KONTRABANDO (1950). KONTRABANDO was one of three films produced by LVN that reflected the heavy American influence in the Philippines in fighting communism. The Cold War was heating up between the US and the Soviet Union. In 1949, the Communists had just taken China and fear of Communist infiltration into the country was not taken lightly by the Government and their American advisers, especially since the Huk movement was still a thorn on the Government side.
The other two films were KOREA (1952) and HUK SA BAGONG PAMUMUHAY (1953. KONTRABANDO tells the story of a Government double agent, Lt. Diego (Jaime De La Rosa), who infiltrates a syndicate dealing with guns, opium and Red Chinese infiltrators. The story includes a ‘Moro’ connection, since one of the drop-off points for the contraband materials was Jolo. Heavily influenced by American spy and gangster movies of the late 1940s, KONTRABANDO was a man’s film, as contrasted to the usual output of the studio that hewed closer to Doña Sisang’s tastes – musical comedies and costume fantasies.
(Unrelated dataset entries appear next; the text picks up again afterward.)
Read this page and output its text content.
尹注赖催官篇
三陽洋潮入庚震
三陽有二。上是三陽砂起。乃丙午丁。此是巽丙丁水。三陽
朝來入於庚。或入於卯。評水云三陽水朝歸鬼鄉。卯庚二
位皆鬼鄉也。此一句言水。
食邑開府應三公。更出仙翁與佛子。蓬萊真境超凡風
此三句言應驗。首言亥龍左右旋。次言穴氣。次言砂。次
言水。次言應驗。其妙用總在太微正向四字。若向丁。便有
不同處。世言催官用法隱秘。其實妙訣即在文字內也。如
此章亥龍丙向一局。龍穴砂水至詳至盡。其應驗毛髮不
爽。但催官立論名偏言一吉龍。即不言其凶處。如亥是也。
KONTRABANDO (1950). Directed by Gregorio Fernandez. Starring Jaime De La Rosa, Celia Flor, Tony Santos, Milagros Naval, Eusebio Gomez. Supported by Ezar Visenio, Armando Garces, Jose Corazon De Jesus, Jr., Juanito Montes, Citas Javellana, G. M. F., Martin Marfil, Jose Evangelista, Tita Ramirez, Ray Bayona, Mauro Cajigal, Flor Bien, Vic Ubago, Franco Quintana, Amado Cortez, Natoy Catindig. Cinematogrpahy by Ray Lacap; Music by Josefino Cenizal; Screenplay by Armando Garces.